Mr. Richburg doesn’t bother to name any of these “expanded personal freedoms” to which he refers. I’m sure the Chinese people are wondering as well.  

Richburg is certainly not alone in his delusion; one regularly hears this inane idea suggesting some sort of political legitimacy and justification for the CCP’s totalitarian state. In fact, in this same Post feature assessing China’s current economic woes, columnist Catherine Rampell likewise declared, “For generations, the Chinese Communist Party has held on to power partly through an implicit bargain with its citizenry: Sacrifice your freedoms, and, in exchange, we’ll guarantee ever-rising living standards.”

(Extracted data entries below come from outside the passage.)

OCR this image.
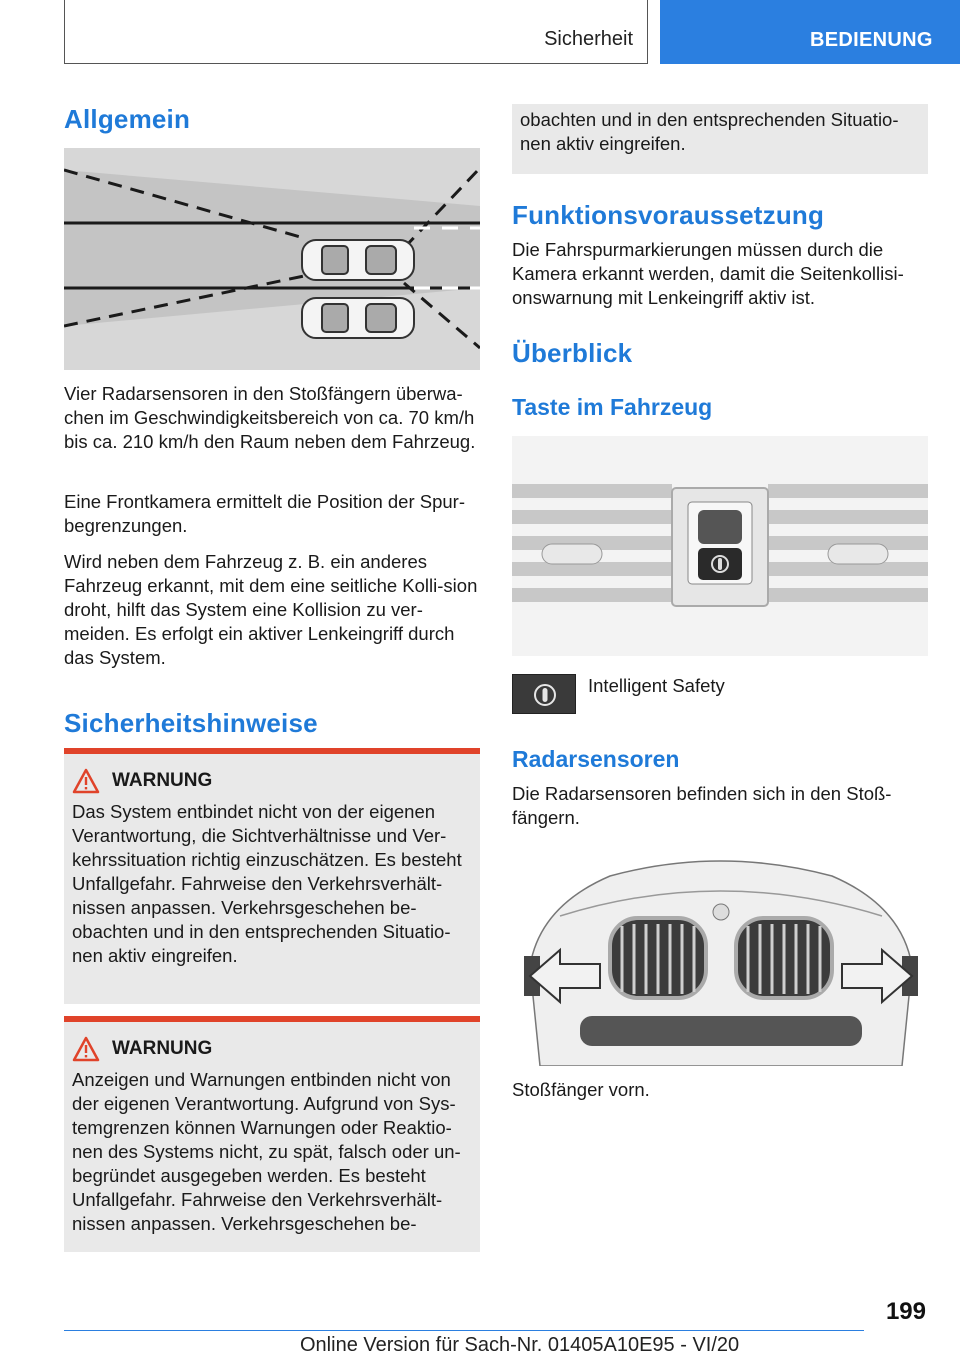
Sicherheit	BEDIENUNG
Allgemein

Vier Radarsensoren in den Stoßfängern überwa-chen im Geschwindigkeitsbereich von ca. 70 km/h bis ca. 210 km/h den Raum neben dem Fahrzeug.

Eine Frontkamera ermittelt die Position der Spur-begrenzungen.

Wird neben dem Fahrzeug z. B. ein anderes Fahrzeug erkannt, mit dem eine seitliche Kolli-sion droht, hilft das System eine Kollision zu ver-meiden. Es erfolgt ein aktiver Lenkeingriff durch das System.

Sicherheitshinweise
WARNUNG
Das System entbindet nicht von der eigenen Verantwortung, die Sichtverhältnisse und Ver-kehrssituation richtig einzuschätzen. Es besteht Unfallgefahr. Fahrweise den Verkehrsverhält-nissen anpassen. Verkehrsgeschehen be-obachten und in den entsprechenden Situatio-nen aktiv eingreifen.
WARNUNG
Anzeigen und Warnungen entbinden nicht von der eigenen Verantwortung. Aufgrund von Sys-temgrenzen können Warnungen oder Reaktio-nen des Systems nicht, zu spät, falsch oder un-begründet ausgegeben werden. Es besteht Unfallgefahr. Fahrweise den Verkehrsverhält-nissen anpassen. Verkehrsgeschehen be-
obachten und in den entsprechenden Situatio-nen aktiv eingreifen.
Funktionsvoraussetzung

Die Fahrspurmarkierungen müssen durch die Kamera erkannt werden, damit die Seitenkollisi-onswarnung mit Lenkeingriff aktiv ist.

Überblick
Taste im Fahrzeug

Intelligent Safety

Radarsensoren

Die Radarsensoren befinden sich in den Stoß-fängern.

Stoßfänger vorn.

199
Online Version für Sach-Nr. 01405A10E95 - VI/20
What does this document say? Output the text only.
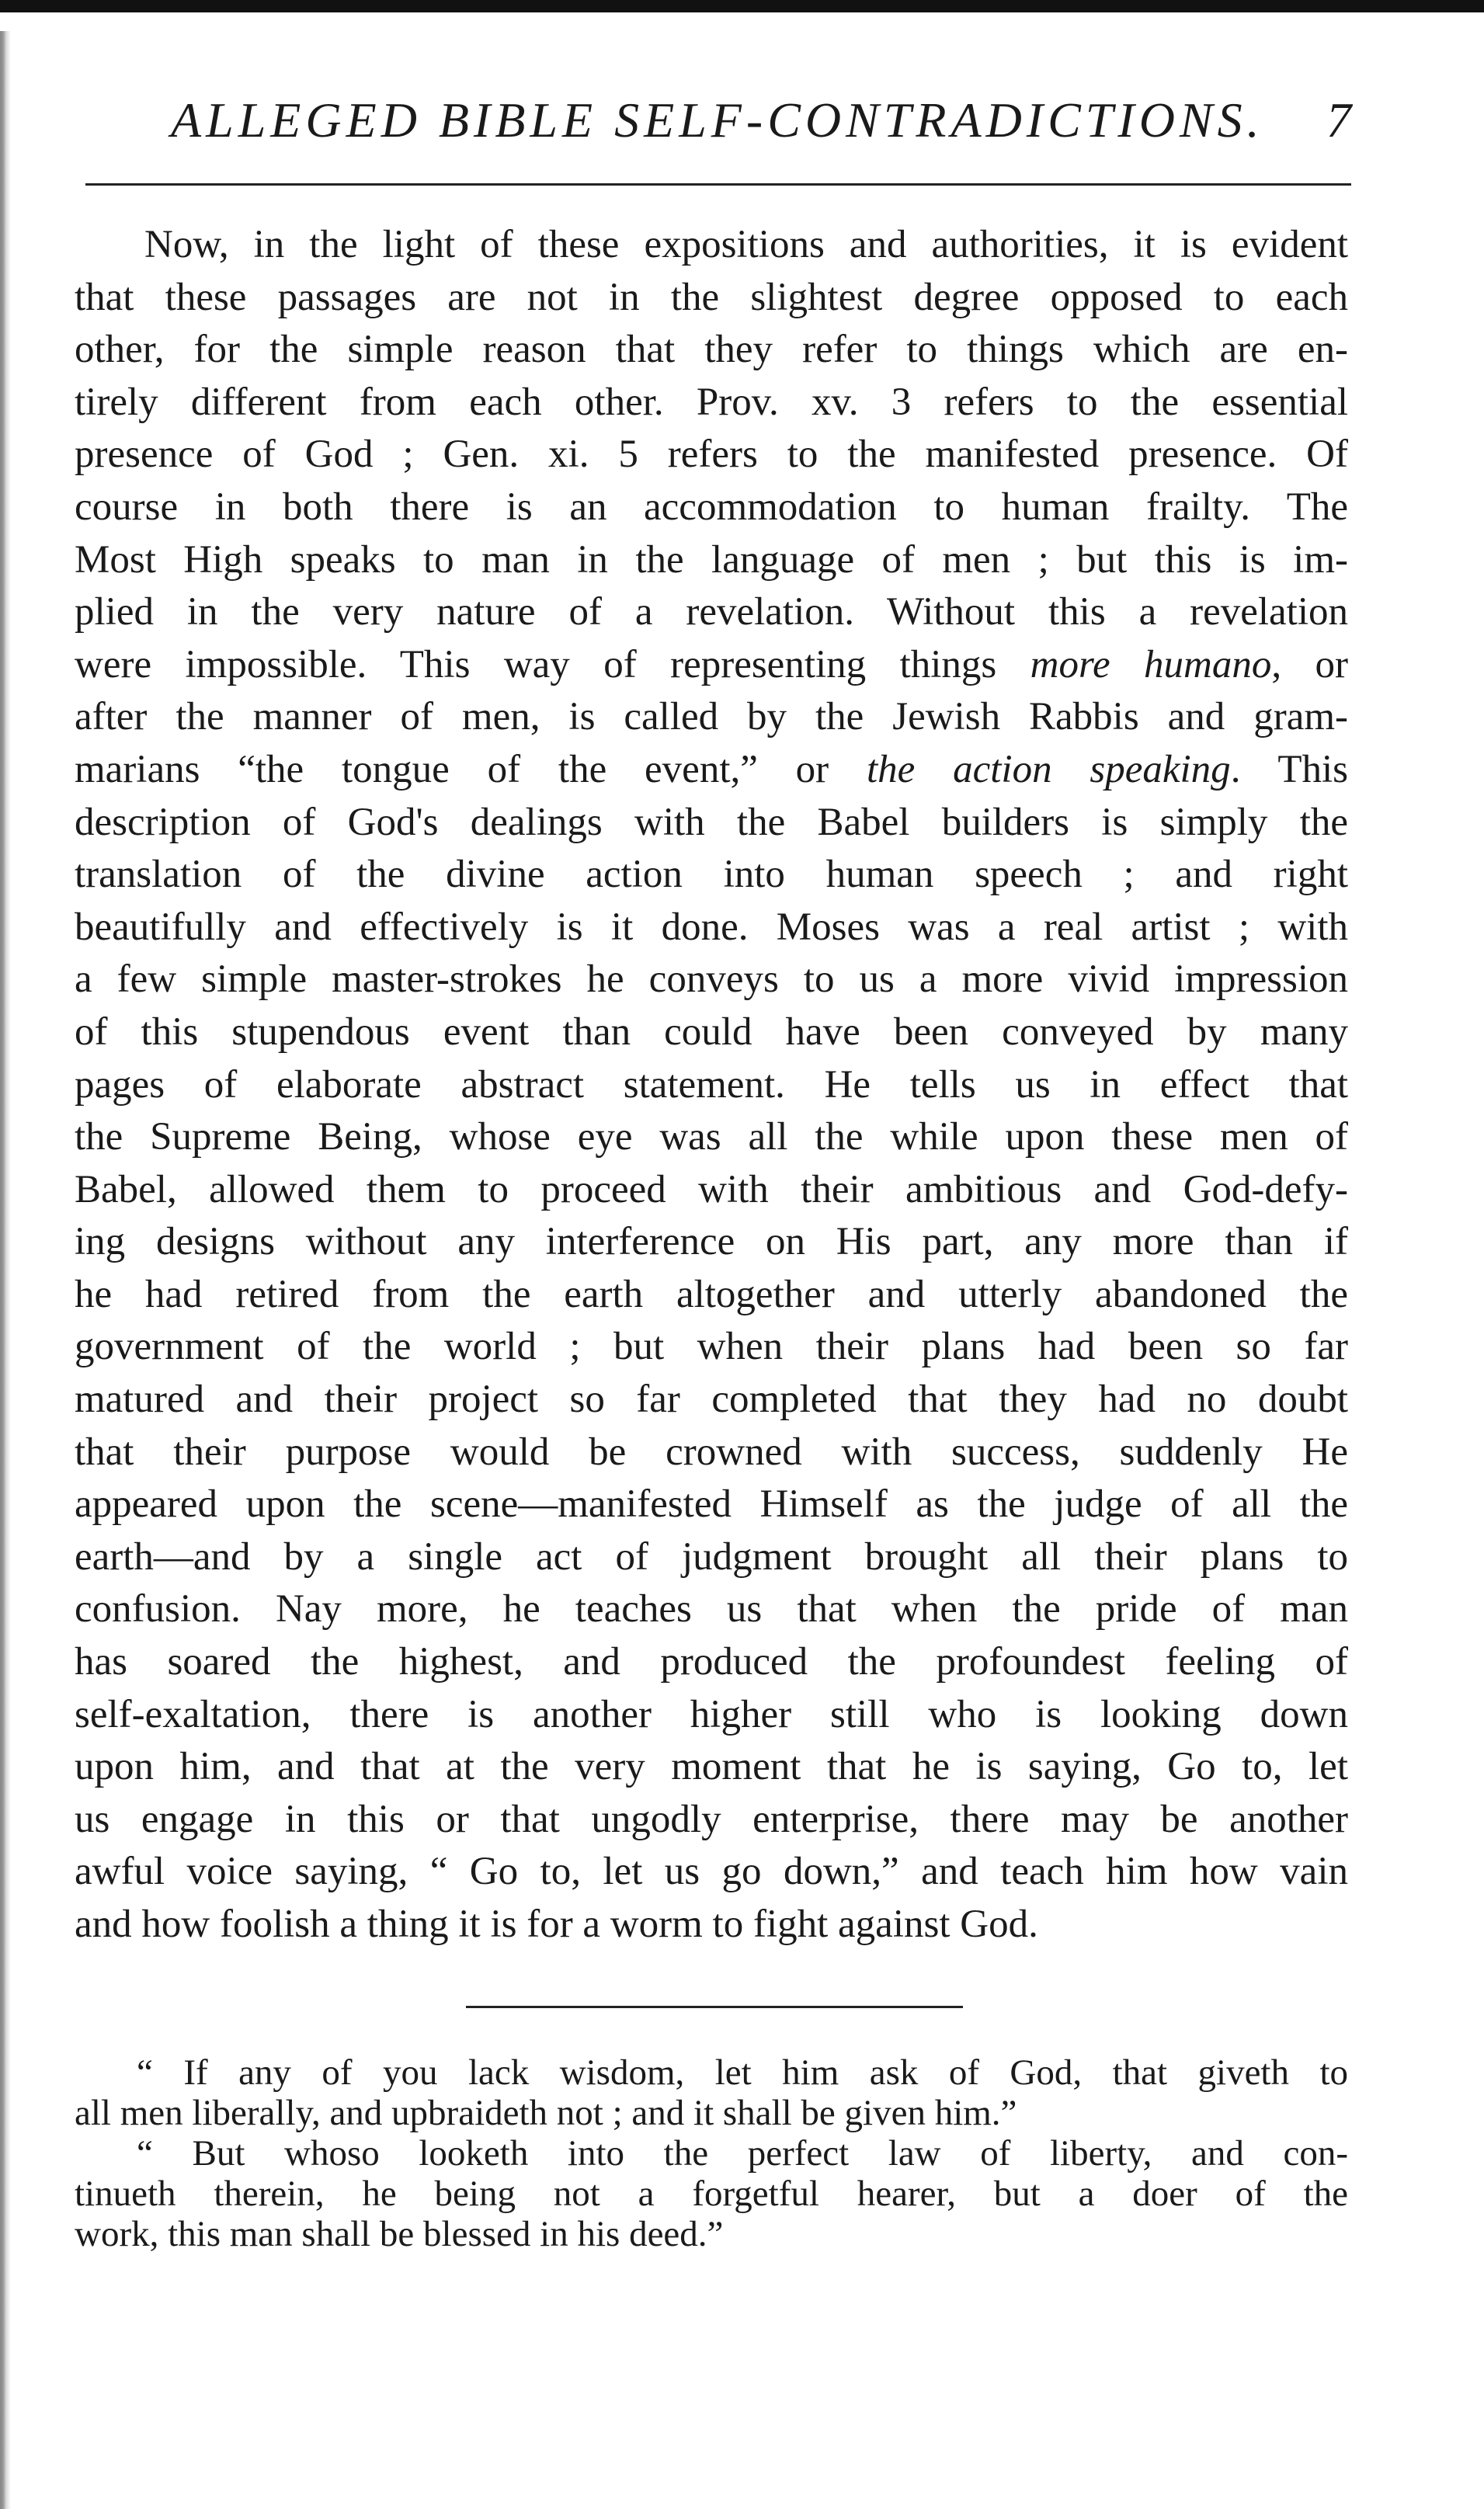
ALLEGED BIBLE SELF-CONTRADICTIONS. 7
Now, in the light of these expositions and authorities, it is evident
that these passages are not in the slightest degree opposed to each
other, for the simple reason that they refer to things which are en-
tirely different from each other. Prov. xv. 3 refers to the essential
presence of God ; Gen. xi. 5 refers to the manifested presence. Of
course in both there is an accommodation to human frailty. The
Most High speaks to man in the language of men ; but this is im-
plied in the very nature of a revelation. Without this a revelation
were impossible. This way of representing things more humano, or
after the manner of men, is called by the Jewish Rabbis and gram-
marians “the tongue of the event,” or the action speaking. This
description of God's dealings with the Babel builders is simply the
translation of the divine action into human speech ; and right
beautifully and effectively is it done. Moses was a real artist ; with
a few simple master-strokes he conveys to us a more vivid impression
of this stupendous event than could have been conveyed by many
pages of elaborate abstract statement. He tells us in effect that
the Supreme Being, whose eye was all the while upon these men of
Babel, allowed them to proceed with their ambitious and God-defy-
ing designs without any interference on His part, any more than if
he had retired from the earth altogether and utterly abandoned the
government of the world ; but when their plans had been so far
matured and their project so far completed that they had no doubt
that their purpose would be crowned with success, suddenly He
appeared upon the scene—manifested Himself as the judge of all the
earth—and by a single act of judgment brought all their plans to
confusion. Nay more, he teaches us that when the pride of man
has soared the highest, and produced the profoundest feeling of
self-exaltation, there is another higher still who is looking down
upon him, and that at the very moment that he is saying, Go to, let
us engage in this or that ungodly enterprise, there may be another
awful voice saying, “ Go to, let us go down,” and teach him how vain
and how foolish a thing it is for a worm to fight against God.
“ If any of you lack wisdom, let him ask of God, that giveth to
all men liberally, and upbraideth not ; and it shall be given him.”
“ But whoso looketh into the perfect law of liberty, and con-
tinueth therein, he being not a forgetful hearer, but a doer of the
work, this man shall be blessed in his deed.”
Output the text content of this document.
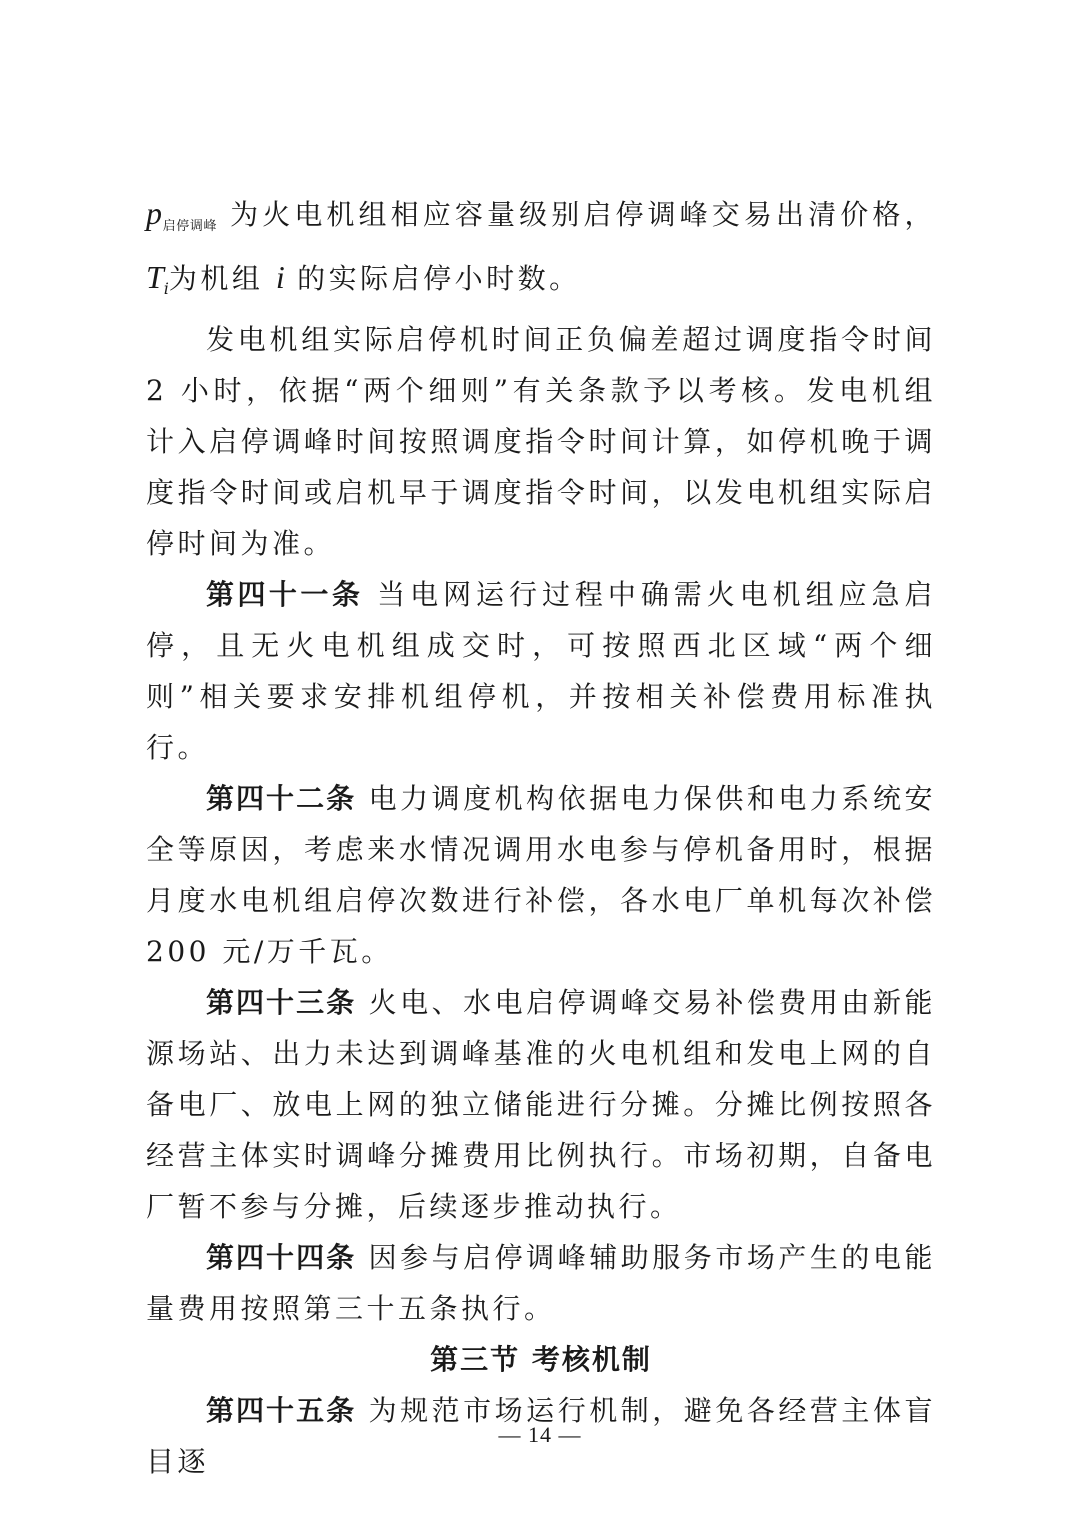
$p_{启停调峰}$ 为火电机组相应容量级别启停调峰交易出清价格，$T_i$为机组 i 的实际启停小时数。

发电机组实际启停机时间正负偏差超过调度指令时间 2 小时，依据“两个细则”有关条款予以考核。发电机组计入启停调峰时间按照调度指令时间计算，如停机晚于调度指令时间或启机早于调度指令时间，以发电机组实际启停时间为准。

第四十一条 当电网运行过程中确需火电机组应急启停，且无火电机组成交时，可按照西北区域“两个细则”相关要求安排机组停机，并按相关补偿费用标准执行。

第四十二条 电力调度机构依据电力保供和电力系统安全等原因，考虑来水情况调用水电参与停机备用时，根据月度水电机组启停次数进行补偿，各水电厂单机每次补偿 200 元/万千瓦。

第四十三条 火电、水电启停调峰交易补偿费用由新能源场站、出力未达到调峰基准的火电机组和发电上网的自备电厂、放电上网的独立储能进行分摊。分摊比例按照各经营主体实时调峰分摊费用比例执行。市场初期，自备电厂暂不参与分摊，后续逐步推动执行。

第四十四条 因参与启停调峰辅助服务市场产生的电能量费用按照第三十五条执行。

第三节 考核机制

第四十五条 为规范市场运行机制，避免各经营主体盲目逐

— 14 —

But there simply is no such bargain. No contract. No political compact between the Chinazi rulers and the Chinese people. That’s a figment of fuzzy Western elitist — and Rousseauvian — fantasy. 

The CCP doesn’t hold power via demonstrated public support. Their power flows from the barrel of a gun, as notorious mass-murderer Chairman Mao acknowledged long ago. Not to mention fear of today’s Tiger chair

Pretending otherwise only enables the tyranny.

Know your enemy. And if you know the Chinese state, you know it is your enemy and an enemy of the Chinese people.

This is Common Sense. I’m Paul Jacob.